C'est cette idée-là qui réveille Marie.
— Oh merde ! s'écrie-t-elle en s'asseyant. Elle regarde l'heure sur son smartphone. 5h07.
— Merde de merde !
Elle secoue l'homme à côté d'elle. Il ne bouge pas. Elle le secoue plus fort.
— Allez, réveille-toi !
L'homme grommelle quelque chose mais ne réagit pas davantage. Marie insiste. Elle le pince, enlève la couette.
— Allez, quoi. Réveille-toi, putain !
Elle tire l'oreiller de sous la tête de l'homme, allume la lampe de chevet...
Enfin, l'homme pousse un profond soupir, se retourne, Marie à ses côtés, maintenant agenouillée.
— Qu'est-ce qu'il se passe ? demande-t-il en s'asseyant. T'es devenue folle ou quoi ? C'est quelle heure, d'abord ?
Il se frotte les yeux. Marie se lève. Elle ramasse les vêtements d'Amir – ça lui est revenu d'un coup ! – et les lance sur le lit.
— Tu peux pas rester dormir ici. Faut que tu partes !
Amir la regarde.
— T'es sacrément sexy à t'affoler comme ça, toute nue dans ta chambre.
Marie se fige et se tourne vers lui.
— T'es sourd ou idiot ? Faut que tu te barres ! dit-elle en détachant chaque syllabe.
Amir lui sourit.

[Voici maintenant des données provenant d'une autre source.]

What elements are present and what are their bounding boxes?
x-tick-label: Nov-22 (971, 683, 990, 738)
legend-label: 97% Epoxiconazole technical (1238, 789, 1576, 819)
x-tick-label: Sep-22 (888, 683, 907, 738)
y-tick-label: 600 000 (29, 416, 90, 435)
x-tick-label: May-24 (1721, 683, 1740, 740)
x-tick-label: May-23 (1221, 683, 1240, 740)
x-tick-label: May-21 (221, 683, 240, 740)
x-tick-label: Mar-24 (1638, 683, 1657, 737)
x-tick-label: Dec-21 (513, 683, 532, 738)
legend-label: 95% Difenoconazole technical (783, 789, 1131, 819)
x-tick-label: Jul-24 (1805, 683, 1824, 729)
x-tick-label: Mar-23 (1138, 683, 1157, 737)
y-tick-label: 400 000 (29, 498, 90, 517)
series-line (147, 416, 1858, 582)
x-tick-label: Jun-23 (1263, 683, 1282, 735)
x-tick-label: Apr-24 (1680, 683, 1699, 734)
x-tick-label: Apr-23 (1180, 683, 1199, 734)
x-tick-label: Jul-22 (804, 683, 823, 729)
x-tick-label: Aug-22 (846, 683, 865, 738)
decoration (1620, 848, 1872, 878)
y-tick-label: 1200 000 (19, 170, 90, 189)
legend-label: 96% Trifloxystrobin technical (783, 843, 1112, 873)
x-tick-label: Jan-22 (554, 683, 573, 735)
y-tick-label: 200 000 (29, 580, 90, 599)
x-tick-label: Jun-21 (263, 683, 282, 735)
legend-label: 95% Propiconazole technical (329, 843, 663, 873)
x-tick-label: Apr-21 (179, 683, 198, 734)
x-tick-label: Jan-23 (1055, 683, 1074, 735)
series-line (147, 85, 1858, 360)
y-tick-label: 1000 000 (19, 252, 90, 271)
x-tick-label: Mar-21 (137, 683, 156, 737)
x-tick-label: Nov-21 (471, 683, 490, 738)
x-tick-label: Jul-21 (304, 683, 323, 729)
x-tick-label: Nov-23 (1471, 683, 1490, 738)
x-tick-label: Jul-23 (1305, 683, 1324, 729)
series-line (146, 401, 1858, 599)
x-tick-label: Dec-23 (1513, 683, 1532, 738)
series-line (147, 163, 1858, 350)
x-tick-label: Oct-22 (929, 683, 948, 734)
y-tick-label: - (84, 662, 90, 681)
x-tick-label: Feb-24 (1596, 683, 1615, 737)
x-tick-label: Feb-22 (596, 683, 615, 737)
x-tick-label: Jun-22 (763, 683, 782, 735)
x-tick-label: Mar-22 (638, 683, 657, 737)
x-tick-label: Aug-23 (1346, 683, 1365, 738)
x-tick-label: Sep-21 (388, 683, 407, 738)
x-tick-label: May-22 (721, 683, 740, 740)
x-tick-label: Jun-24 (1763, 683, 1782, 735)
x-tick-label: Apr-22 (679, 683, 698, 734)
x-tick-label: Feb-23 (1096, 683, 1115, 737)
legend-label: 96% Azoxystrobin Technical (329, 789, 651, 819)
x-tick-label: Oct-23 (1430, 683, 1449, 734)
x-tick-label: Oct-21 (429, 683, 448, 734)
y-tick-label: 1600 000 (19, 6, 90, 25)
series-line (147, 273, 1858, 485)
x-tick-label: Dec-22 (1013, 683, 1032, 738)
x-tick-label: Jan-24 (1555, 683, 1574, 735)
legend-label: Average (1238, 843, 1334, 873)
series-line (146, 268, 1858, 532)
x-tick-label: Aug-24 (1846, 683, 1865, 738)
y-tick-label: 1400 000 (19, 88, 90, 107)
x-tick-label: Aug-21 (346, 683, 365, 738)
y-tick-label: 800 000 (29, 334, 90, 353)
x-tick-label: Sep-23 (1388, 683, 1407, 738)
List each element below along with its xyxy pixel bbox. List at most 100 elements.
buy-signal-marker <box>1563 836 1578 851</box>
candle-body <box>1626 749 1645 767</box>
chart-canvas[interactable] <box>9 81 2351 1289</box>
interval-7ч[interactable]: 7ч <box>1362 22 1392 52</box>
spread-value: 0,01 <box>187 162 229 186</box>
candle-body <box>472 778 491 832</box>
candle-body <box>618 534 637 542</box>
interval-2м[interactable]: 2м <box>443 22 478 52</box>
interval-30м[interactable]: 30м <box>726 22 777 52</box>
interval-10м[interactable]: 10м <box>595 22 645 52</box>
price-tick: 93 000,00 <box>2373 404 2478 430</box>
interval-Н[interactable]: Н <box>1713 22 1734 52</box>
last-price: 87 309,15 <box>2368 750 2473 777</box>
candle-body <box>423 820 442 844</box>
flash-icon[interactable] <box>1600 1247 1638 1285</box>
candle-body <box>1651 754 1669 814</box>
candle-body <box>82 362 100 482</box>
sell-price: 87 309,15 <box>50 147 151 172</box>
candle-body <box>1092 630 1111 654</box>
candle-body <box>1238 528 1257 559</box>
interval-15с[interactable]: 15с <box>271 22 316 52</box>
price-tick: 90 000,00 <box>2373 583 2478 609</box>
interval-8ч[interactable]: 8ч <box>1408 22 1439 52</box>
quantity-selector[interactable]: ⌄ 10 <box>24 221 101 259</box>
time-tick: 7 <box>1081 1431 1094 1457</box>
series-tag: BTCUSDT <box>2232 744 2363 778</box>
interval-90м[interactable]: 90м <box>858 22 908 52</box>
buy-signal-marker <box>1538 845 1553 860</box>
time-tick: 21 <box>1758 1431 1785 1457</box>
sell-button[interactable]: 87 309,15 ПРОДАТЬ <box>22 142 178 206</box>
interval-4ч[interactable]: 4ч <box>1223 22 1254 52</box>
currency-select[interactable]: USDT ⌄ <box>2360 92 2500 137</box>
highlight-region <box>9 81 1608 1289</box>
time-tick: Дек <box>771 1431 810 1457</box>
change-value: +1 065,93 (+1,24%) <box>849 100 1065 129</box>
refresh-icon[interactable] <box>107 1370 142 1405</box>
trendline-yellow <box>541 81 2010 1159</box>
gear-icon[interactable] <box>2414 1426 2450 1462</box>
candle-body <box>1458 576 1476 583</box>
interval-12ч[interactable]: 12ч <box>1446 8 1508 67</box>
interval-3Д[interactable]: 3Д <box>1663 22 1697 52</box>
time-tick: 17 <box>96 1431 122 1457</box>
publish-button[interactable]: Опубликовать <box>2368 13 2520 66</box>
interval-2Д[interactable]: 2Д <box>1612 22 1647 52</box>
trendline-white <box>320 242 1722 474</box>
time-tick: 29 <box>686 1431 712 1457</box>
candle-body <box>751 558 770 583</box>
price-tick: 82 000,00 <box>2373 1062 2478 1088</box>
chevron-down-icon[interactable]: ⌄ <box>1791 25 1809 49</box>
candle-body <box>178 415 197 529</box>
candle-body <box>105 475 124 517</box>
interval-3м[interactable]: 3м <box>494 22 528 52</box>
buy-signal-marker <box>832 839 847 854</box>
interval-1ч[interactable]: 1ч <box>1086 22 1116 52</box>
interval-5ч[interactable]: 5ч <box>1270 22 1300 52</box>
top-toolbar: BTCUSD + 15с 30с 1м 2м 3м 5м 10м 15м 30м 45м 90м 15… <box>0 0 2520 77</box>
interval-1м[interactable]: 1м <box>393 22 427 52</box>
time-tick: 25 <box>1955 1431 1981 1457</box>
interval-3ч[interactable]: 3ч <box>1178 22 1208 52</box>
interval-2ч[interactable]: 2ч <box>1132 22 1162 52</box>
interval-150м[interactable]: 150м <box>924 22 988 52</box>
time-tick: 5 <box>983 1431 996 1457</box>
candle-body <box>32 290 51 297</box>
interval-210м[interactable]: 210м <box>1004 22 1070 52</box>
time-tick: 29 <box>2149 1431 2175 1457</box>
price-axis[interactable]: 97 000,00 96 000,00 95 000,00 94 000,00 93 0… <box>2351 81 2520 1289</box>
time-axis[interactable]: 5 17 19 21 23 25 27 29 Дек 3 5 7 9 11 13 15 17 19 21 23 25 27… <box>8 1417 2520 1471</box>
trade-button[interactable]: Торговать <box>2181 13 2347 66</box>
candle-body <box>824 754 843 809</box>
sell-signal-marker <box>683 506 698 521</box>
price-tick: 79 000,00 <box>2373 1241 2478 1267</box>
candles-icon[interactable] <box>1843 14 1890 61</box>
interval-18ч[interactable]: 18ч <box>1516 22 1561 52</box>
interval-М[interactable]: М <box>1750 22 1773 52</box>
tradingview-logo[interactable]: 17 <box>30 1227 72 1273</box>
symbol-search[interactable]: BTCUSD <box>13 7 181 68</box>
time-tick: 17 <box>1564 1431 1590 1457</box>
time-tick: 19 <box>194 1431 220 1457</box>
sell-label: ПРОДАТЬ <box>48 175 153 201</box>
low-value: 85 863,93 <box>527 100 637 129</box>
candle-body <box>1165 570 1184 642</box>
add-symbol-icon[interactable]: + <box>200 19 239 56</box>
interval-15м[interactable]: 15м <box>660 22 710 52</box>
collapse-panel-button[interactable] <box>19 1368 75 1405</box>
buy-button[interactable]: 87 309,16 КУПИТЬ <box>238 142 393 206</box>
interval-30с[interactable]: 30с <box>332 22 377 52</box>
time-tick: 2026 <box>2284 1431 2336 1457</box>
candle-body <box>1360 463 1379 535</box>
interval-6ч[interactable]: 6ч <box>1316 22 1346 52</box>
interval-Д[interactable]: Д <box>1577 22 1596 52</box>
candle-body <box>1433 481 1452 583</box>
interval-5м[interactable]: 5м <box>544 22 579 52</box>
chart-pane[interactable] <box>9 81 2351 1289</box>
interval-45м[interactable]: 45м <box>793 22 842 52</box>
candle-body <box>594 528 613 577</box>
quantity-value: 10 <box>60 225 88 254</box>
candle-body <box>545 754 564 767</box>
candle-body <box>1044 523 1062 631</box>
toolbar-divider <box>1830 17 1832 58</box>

Ça y est, se souvient Marie, c'est ce putain de sourire qui l'a fait craquer hier soir alors qu'elle était sortie prendre ce verre que lui proposait Cass', histoire de lui remonter le moral. Elle s'était juré qu'elle ne ramènerait personne. C'était vraiment pas le soir pour ça.
— Ça marchera pas, murmure-t-elle. Ton sourire, c'est pas la peine, ça marchera pas.
Et elle ramasse une dernière chaussette qu'elle jette au visage d'Amir. Mais Amir se la joue félin, approchant lentement, à quatre pattes sur le lit.
— C'est bon, je vais partir, dit-il, mais on peut bien s'accorder un petit moment sympa avant ça, non ? Ça presse quand même pas à ce point...
Marie regarde autour d'elle. Elle trouve son tee-shirt et l'enfile. À l'envers. Sans importance.
— Si, lâche-t-elle, en attrapant sa culotte, justement si, ça presse à ce point. Et même plus que ça. Faut que tu te casses, maintenant. Même pas tu prends une douche ou tu bois un verre d'eau. Tu enfiles tes fringues et tu t'éjectes. Fissa !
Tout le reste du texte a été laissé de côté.